First runnings: 1.063
Pre-boil gravity: 1.035
Pre-boil volume: 5.4 gallons
Mash efficiency: 73%
Post-boil gravity: 1.064
Post-boil volume: 3.5 gallons
Brewhouse efficiency: 72%

Boiled 90 minutes with 2oz. aged EKG at beginning of boil.Check out how pale these have turned. They are from the 2010 harvest and came out of the freezer late 2011. You can see how the pellets have broken down into a powder. They smell like hay and lemons.

Bottling Year Five

Like Year Four I've decided to pass on doing fruit additions to the lambic solera. I'm glad I made this decision because the beers have turned out nicely complex and I don't think the fruit would have added to the beer anything more valuable than what the fruit would obscure. I will yield two gallons of bottled Year Five plus reserve a gallon for the second gueuze blending next December with the final three years.

Ran off three gallons from the solera, bottling two gallons and filling a 4l jug with the remaining gallon to blend next year. Added 1.1oz table sugar per gallon for priming and added a small dose of KV-1116 wine yeast to each bottle before capping or corking.

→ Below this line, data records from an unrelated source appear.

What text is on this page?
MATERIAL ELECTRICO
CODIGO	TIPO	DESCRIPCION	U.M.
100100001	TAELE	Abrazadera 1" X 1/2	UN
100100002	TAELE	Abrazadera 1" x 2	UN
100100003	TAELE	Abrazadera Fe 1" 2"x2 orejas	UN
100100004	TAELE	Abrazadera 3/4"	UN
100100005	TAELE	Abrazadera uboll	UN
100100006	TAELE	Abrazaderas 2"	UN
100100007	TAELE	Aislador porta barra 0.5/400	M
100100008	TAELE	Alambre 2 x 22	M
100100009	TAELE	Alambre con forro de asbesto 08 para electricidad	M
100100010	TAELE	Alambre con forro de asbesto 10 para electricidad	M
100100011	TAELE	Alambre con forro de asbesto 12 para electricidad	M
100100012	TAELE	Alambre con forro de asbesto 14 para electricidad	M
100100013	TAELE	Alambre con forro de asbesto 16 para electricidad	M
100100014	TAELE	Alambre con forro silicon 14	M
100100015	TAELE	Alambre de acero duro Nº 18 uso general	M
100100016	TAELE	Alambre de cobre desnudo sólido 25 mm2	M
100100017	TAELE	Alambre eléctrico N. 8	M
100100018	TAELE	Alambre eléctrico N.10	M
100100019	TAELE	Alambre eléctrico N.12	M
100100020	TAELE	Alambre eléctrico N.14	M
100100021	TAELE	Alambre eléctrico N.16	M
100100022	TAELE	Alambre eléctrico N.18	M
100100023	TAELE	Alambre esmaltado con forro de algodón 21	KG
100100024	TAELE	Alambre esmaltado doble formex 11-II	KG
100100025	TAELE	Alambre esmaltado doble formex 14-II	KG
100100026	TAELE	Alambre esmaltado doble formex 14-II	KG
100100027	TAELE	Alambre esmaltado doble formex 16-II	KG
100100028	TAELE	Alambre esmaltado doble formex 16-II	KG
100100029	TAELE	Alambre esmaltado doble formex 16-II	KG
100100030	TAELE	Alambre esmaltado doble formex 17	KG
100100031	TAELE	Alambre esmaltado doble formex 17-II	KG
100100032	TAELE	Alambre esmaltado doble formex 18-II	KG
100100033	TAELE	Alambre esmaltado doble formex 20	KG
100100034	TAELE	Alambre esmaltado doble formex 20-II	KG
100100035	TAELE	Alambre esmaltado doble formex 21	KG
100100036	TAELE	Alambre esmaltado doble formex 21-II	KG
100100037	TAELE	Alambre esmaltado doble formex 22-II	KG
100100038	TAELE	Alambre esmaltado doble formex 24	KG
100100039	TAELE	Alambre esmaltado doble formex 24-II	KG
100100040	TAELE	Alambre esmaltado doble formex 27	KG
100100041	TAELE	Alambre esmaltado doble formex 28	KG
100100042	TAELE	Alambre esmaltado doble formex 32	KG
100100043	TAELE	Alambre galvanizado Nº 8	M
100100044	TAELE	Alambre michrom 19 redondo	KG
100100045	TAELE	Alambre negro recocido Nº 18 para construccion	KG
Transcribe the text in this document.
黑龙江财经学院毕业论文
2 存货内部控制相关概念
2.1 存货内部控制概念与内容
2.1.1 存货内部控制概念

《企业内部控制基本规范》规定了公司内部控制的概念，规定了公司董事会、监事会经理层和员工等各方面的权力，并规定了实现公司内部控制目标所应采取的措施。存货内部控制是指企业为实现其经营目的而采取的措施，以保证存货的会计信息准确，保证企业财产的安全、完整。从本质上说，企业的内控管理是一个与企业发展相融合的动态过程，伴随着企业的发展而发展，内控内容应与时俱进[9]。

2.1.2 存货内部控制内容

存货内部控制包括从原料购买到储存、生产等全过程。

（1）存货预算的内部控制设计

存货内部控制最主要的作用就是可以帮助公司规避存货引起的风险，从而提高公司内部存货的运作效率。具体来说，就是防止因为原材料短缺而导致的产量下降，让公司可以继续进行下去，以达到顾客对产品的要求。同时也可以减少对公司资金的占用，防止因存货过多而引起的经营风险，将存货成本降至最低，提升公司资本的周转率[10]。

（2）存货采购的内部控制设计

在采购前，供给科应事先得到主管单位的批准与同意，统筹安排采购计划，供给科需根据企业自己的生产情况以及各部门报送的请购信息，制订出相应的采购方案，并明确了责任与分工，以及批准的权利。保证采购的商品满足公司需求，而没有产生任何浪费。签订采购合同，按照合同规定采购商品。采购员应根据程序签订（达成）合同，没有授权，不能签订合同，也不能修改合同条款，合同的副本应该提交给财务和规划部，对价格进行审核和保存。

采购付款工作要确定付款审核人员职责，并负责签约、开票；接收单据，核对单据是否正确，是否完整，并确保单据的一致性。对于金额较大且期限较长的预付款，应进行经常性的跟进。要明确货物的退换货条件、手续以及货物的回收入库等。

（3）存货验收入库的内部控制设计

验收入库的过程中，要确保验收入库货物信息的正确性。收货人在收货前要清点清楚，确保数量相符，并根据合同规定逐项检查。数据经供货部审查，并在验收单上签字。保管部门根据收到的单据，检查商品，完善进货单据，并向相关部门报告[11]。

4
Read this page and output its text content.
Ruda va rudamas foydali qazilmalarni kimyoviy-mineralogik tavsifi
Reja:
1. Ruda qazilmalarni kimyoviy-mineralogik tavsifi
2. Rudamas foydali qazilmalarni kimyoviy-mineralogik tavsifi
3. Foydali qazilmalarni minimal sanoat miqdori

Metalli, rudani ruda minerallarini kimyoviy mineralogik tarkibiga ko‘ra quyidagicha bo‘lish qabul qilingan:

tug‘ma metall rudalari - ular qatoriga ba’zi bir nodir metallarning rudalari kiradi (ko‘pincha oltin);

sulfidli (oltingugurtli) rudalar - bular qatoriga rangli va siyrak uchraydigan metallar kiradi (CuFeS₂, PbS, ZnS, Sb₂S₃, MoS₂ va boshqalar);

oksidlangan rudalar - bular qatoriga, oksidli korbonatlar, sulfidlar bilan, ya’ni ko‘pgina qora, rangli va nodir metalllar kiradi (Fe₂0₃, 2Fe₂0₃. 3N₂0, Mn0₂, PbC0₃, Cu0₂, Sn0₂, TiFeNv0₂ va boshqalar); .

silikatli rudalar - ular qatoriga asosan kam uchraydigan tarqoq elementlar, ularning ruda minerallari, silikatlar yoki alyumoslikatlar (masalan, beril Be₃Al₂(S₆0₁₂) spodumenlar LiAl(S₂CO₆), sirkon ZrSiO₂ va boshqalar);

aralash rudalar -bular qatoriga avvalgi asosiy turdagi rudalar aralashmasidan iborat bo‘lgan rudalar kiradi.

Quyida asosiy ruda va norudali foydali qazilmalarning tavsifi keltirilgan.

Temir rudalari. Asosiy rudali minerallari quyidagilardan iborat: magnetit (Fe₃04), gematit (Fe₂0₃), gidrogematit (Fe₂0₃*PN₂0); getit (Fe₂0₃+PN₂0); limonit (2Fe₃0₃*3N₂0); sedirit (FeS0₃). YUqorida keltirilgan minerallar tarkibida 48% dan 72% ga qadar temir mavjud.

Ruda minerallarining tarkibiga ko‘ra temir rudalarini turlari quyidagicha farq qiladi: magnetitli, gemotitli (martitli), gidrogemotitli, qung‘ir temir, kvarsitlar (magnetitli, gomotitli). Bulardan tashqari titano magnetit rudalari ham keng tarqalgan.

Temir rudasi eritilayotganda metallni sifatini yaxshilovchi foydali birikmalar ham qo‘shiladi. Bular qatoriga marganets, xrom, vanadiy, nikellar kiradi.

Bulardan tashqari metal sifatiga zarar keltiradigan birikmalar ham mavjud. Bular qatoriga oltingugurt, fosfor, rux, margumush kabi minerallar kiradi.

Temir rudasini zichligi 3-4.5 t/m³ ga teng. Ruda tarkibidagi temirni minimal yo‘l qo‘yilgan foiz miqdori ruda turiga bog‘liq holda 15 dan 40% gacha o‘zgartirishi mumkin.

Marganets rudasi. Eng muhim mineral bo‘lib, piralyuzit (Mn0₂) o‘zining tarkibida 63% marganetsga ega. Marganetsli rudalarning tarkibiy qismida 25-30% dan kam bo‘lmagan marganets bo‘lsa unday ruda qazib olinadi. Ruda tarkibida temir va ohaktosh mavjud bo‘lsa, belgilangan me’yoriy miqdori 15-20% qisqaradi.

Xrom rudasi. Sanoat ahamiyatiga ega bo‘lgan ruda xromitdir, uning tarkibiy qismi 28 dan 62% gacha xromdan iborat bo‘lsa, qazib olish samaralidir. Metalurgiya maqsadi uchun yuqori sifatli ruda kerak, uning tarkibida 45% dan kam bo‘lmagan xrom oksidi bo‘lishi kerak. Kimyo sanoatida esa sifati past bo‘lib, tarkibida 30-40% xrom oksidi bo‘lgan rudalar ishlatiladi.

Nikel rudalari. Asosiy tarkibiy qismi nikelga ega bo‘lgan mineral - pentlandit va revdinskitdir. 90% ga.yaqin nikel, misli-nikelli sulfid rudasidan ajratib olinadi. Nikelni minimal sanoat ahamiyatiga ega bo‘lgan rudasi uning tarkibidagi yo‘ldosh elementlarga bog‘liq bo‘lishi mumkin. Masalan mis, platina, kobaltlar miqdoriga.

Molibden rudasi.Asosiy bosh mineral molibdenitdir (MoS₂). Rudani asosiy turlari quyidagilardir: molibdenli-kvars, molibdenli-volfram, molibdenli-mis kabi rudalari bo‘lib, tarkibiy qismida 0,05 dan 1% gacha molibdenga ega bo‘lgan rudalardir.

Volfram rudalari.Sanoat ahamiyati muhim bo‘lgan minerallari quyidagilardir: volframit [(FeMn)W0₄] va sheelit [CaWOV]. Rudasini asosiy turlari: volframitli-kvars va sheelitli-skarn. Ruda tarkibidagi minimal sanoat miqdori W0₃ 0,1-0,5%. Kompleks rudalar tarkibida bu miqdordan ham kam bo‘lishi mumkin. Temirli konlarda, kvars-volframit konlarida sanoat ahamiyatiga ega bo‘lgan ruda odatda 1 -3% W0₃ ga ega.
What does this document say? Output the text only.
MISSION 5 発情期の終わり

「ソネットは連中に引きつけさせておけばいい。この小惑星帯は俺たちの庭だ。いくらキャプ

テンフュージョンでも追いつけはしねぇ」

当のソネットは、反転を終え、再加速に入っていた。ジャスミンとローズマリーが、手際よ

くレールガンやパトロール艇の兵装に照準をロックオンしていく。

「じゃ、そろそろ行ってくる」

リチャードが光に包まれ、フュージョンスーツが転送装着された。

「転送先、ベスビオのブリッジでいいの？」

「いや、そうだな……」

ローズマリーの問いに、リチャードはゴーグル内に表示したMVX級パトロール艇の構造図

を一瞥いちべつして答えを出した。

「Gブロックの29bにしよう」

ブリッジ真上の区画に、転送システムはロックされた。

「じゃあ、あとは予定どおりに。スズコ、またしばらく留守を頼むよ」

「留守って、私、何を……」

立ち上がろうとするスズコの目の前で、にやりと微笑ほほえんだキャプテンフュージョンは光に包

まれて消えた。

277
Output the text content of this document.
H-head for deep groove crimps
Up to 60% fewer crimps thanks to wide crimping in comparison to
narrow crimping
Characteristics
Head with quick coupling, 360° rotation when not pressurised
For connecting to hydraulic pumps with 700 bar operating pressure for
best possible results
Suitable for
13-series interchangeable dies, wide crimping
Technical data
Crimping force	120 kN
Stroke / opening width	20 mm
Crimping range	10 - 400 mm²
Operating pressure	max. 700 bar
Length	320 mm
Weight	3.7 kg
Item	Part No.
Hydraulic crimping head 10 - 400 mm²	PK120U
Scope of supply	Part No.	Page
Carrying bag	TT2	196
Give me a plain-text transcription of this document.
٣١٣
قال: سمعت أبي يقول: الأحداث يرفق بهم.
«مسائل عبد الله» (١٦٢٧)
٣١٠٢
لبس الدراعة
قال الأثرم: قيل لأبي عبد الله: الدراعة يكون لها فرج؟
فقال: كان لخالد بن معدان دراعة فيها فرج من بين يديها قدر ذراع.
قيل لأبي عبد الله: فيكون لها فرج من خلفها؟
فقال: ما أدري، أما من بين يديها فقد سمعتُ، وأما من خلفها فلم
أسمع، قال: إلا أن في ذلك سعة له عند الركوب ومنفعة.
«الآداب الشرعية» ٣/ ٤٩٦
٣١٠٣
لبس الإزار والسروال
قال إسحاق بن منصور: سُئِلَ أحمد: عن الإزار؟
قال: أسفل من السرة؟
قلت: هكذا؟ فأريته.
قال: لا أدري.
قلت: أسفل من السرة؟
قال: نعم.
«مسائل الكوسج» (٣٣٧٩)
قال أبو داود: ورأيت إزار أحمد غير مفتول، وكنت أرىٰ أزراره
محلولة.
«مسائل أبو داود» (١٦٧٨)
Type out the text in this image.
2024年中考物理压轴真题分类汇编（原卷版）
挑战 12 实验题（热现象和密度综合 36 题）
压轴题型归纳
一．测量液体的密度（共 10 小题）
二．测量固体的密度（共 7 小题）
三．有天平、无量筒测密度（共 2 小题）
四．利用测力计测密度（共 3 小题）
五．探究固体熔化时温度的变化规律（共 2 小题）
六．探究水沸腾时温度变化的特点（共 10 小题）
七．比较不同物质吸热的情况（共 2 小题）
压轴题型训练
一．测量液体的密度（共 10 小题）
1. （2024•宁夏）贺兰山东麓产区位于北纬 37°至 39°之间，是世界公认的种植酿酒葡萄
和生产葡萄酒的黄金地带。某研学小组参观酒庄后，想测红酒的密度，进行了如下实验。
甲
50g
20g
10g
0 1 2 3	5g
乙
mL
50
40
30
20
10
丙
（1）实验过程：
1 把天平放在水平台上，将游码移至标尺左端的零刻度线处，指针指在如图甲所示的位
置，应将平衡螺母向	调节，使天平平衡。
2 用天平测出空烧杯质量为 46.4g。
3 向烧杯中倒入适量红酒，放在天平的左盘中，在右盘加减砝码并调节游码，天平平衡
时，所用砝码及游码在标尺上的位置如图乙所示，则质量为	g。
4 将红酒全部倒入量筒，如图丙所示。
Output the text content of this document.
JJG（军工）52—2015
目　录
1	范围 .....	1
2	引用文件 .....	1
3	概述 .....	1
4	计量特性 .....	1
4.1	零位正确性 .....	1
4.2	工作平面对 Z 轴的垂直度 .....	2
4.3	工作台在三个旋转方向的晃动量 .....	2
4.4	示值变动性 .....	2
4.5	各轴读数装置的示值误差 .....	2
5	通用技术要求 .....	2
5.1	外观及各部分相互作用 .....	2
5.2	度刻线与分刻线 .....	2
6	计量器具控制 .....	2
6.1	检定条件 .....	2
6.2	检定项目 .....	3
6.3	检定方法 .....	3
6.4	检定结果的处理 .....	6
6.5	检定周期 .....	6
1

Initial taste (with priming sugar blended in) is promising. The aroma is honey, lactic acidity, pineapple, lemon, leather and restrained barnyard funk. Flavor is very similar. The acidity is prominent but balanced. Lots of honey and lemon. Almost a candy-like flavor. It has a lot of character from the aged portions but also a bit of raw and aggressive barnyard flavor that suggests it's not quite ready to drink. Year Four had this same flavor for several months in the bottle although it was more prominent in that year than this one. I'll expect to hold on to bottles until late spring before sampling. I suspect this is related to the turbid mashing leaving behind starches requiring a longer meal and more of the fermentation byproducts are left behind that would have been chewed up earlier in a beer with a simpler meal. This is my hypothesis at least. I can't say for sure.

All this said, I'm pretty happy with Year Five's early taste. It's very promising and unusually fruity. Perhaps that is the work of WY1214 pumping out lots of esters for brett to work with.
December 12, 2015

Pivo Kielich Grodziskie #2 Review

I've hung on to this review a little longer than I expected but hey I finally got to sit down with this beer and give it a fair review. My first rendition of a grodziskie was a little under 5% and actually too big for the traditional style. This second shot at the style was around a more historically accurate ABV at 2.7%. A very light beer. Let's get to this:

Appearance: Pours a very light yellow color, nearly an off-white. Early pours before yeast had fully settled had the color of egg whites. Slightly cloudy, less so as the beer has aged. Not as cloudy as one might expect for a 100% wheat beer. Pours a nice white head but quickly dissipates to thin white bubbles.

Aroma: Aroma is mild with mellow smoke, light orange, lime and melon. Not much going on there, honestly.

Flavor: Hop bitterness is immediate followed by a wash of smooth smokiness. Mild maltiness and wheat tangles with lime, orange, lemon, generic melon and minimal floralness. Hops definitely assertive in the flavor. Hop floralness and smoke linger in the aftertaste with smoke prevailing.

Mouthfeel: Body is thin but the wheat protein helps curb a sense of wateriness. It has the heft of a 4-5% barley beer although the flavor is much milder. It's an interesting sensory experience.

Overall: It's an incredibly easy beer to drink. It's the kind of beer you can drink by the liter--if you like smoked beer that much--without getting much of a buzz. I actually wish I had made the beer a bit bigger so the smoke flavor had some heft. I also wish I had opted for different hops. I'm just not a big fan of the celeia hops I used. That lime/floral mix isn't my favorite. It's also too assertive for this beer. Really dominates the flavor. I should have stuck to something noble or noble-like.